Secondary data (not production data) e.g. all the data that a company collects from other sources such as reports, stats, information from trade / industry publications etc tends to be stored by businesses over time in the hope that it has / will have value to the business, could help the business to avoid problems, and could reveal more business opportunities with analysis. One main problem with the storing of secondary data, which has long been known about, is that it is often fragmented and / or trapped e.g. it is stored across many clouds, remote offices / edge locations, and / or is trapped inside a siloed infrastructure. This can result in problems such as the cost, complication and confusion of duplicated copies stored in different places and using resources to maintain and store data that may not be serving the current needs of the digital business, or adding value because of how it is stored.

The Research

Not surprisingly, the research by Cohesity, a company that offers platforms where all secondary data can be stored, appears to back up the fact that companies have a problem with secondary data fragmentation.  For example, the results of the survey, which drew upon responses from 250 UK IT decision-makers as part of a wider study involving 650 IT decision-makers in the US, France, Germany, Australia and Japan, found that most UK organisations store up to 10 copies of the same secondary data, use four or five different products to manage it, and keep it in up to four locations.
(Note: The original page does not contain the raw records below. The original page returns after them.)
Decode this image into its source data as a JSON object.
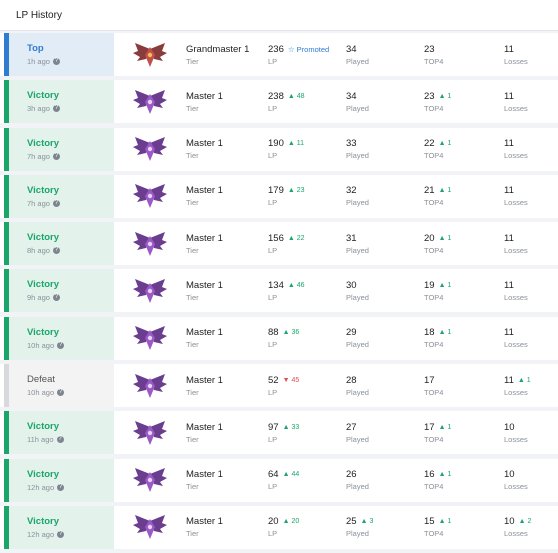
{
  "header": {
    "title": "LP History"
  },
  "labels": {
    "tier": "Tier",
    "lp": "LP",
    "played": "Played",
    "top4": "TOP4",
    "losses": "Losses"
  },
  "colors": {
    "victory": "#1aa56a",
    "top": "#2f7dd1",
    "defeat": "#d7d9dd",
    "up": "#1aa56a",
    "down": "#d9534f"
  },
  "rows": [
    {
      "kind": "top",
      "result": "Top",
      "time": "1h ago",
      "tier": "Grandmaster 1",
      "emblem": "grandmaster-emblem-icon",
      "lp": "236",
      "lp_change": "☆ Promoted",
      "lp_dir": "promo",
      "played": "34",
      "played_change": "",
      "top4": "23",
      "top4_change": "",
      "losses": "11",
      "losses_change": ""
    },
    {
      "kind": "victory",
      "result": "Victory",
      "time": "3h ago",
      "tier": "Master 1",
      "emblem": "master-emblem-icon",
      "lp": "238",
      "lp_change": "▲ 48",
      "lp_dir": "up",
      "played": "34",
      "played_change": "",
      "top4": "23",
      "top4_change": "▲ 1",
      "losses": "11",
      "losses_change": ""
    },
    {
      "kind": "victory",
      "result": "Victory",
      "time": "7h ago",
      "tier": "Master 1",
      "emblem": "master-emblem-icon",
      "lp": "190",
      "lp_change": "▲ 11",
      "lp_dir": "up",
      "played": "33",
      "played_change": "",
      "top4": "22",
      "top4_change": "▲ 1",
      "losses": "11",
      "losses_change": ""
    },
    {
      "kind": "victory",
      "result": "Victory",
      "time": "7h ago",
      "tier": "Master 1",
      "emblem": "master-emblem-icon",
      "lp": "179",
      "lp_change": "▲ 23",
      "lp_dir": "up",
      "played": "32",
      "played_change": "",
      "top4": "21",
      "top4_change": "▲ 1",
      "losses": "11",
      "losses_change": ""
    },
    {
      "kind": "victory",
      "result": "Victory",
      "time": "8h ago",
      "tier": "Master 1",
      "emblem": "master-emblem-icon",
      "lp": "156",
      "lp_change": "▲ 22",
      "lp_dir": "up",
      "played": "31",
      "played_change": "",
      "top4": "20",
      "top4_change": "▲ 1",
      "losses": "11",
      "losses_change": ""
    },
    {
      "kind": "victory",
      "result": "Victory",
      "time": "9h ago",
      "tier": "Master 1",
      "emblem": "master-emblem-icon",
      "lp": "134",
      "lp_change": "▲ 46",
      "lp_dir": "up",
      "played": "30",
      "played_change": "",
      "top4": "19",
      "top4_change": "▲ 1",
      "losses": "11",
      "losses_change": ""
    },
    {
      "kind": "victory",
      "result": "Victory",
      "time": "10h ago",
      "tier": "Master 1",
      "emblem": "master-emblem-icon",
      "lp": "88",
      "lp_change": "▲ 36",
      "lp_dir": "up",
      "played": "29",
      "played_change": "",
      "top4": "18",
      "top4_change": "▲ 1",
      "losses": "11",
      "losses_change": ""
    },
    {
      "kind": "defeat",
      "result": "Defeat",
      "time": "10h ago",
      "tier": "Master 1",
      "emblem": "master-emblem-icon",
      "lp": "52",
      "lp_change": "▼ 45",
      "lp_dir": "down",
      "played": "28",
      "played_change": "",
      "top4": "17",
      "top4_change": "",
      "losses": "11",
      "losses_change": "▲ 1"
    },
    {
      "kind": "victory",
      "result": "Victory",
      "time": "11h ago",
      "tier": "Master 1",
      "emblem": "master-emblem-icon",
      "lp": "97",
      "lp_change": "▲ 33",
      "lp_dir": "up",
      "played": "27",
      "played_change": "",
      "top4": "17",
      "top4_change": "▲ 1",
      "losses": "10",
      "losses_change": ""
    },
    {
      "kind": "victory",
      "result": "Victory",
      "time": "12h ago",
      "tier": "Master 1",
      "emblem": "master-emblem-icon",
      "lp": "64",
      "lp_change": "▲ 44",
      "lp_dir": "up",
      "played": "26",
      "played_change": "",
      "top4": "16",
      "top4_change": "▲ 1",
      "losses": "10",
      "losses_change": ""
    },
    {
      "kind": "victory",
      "result": "Victory",
      "time": "12h ago",
      "tier": "Master 1",
      "emblem": "master-emblem-icon",
      "lp": "20",
      "lp_change": "▲ 20",
      "lp_dir": "up",
      "played": "25",
      "played_change": "▲ 3",
      "top4": "15",
      "top4_change": "▲ 1",
      "losses": "10",
      "losses_change": "▲ 2"
    }
  ]
}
These locations may include two or three different public cloud storage providers.

The research showed that the average number of copies of the same datasets of secondary data held by UK respondents is five, and that around 30% of IT teams’ time is spent managing secondary data.

Why?

The research findings indicated that 92.5% of UK respondents store multiple copies of production data in separate locations because their disaster recovery (DR) policies say they must, but when it comes to the reasons for storing so much secondary data, the findings are less clear.

The research findings do, however, show that there has been a big increase in secondary storage data volumes e.g. in 2016 to 2017 the UK average is was 38.5% rise.  This trend is also predicted to continue.

Redundant Copies In The Cloud

The research findings show that 41% of UK organisations replicate redundant copies of data held in one public cloud to another public cloud.

What Does This Mean For Your Business?

Many UK businesses appear to be storing increasing amounts of secondary data in a fragmented way with no clear plan on the horizon about what to do with it all.  Instead of being able to organise the data and use it to generate value and competitive advantages, many businesses are wasting money and resources in keeping often duplicated data stored in limbo across disparate locations.

Businesses may be able to save themselves money and turn the secondary data burden into a value-generating asset by switching to a secure, paid-for consolidated platform solution.  This could help solve the current fragmentation problems, free-up resources, could help businesses to start using the data productively, and help businesses to find an effective way of managing what looks likely to be an increasing amount of secondary data going forward.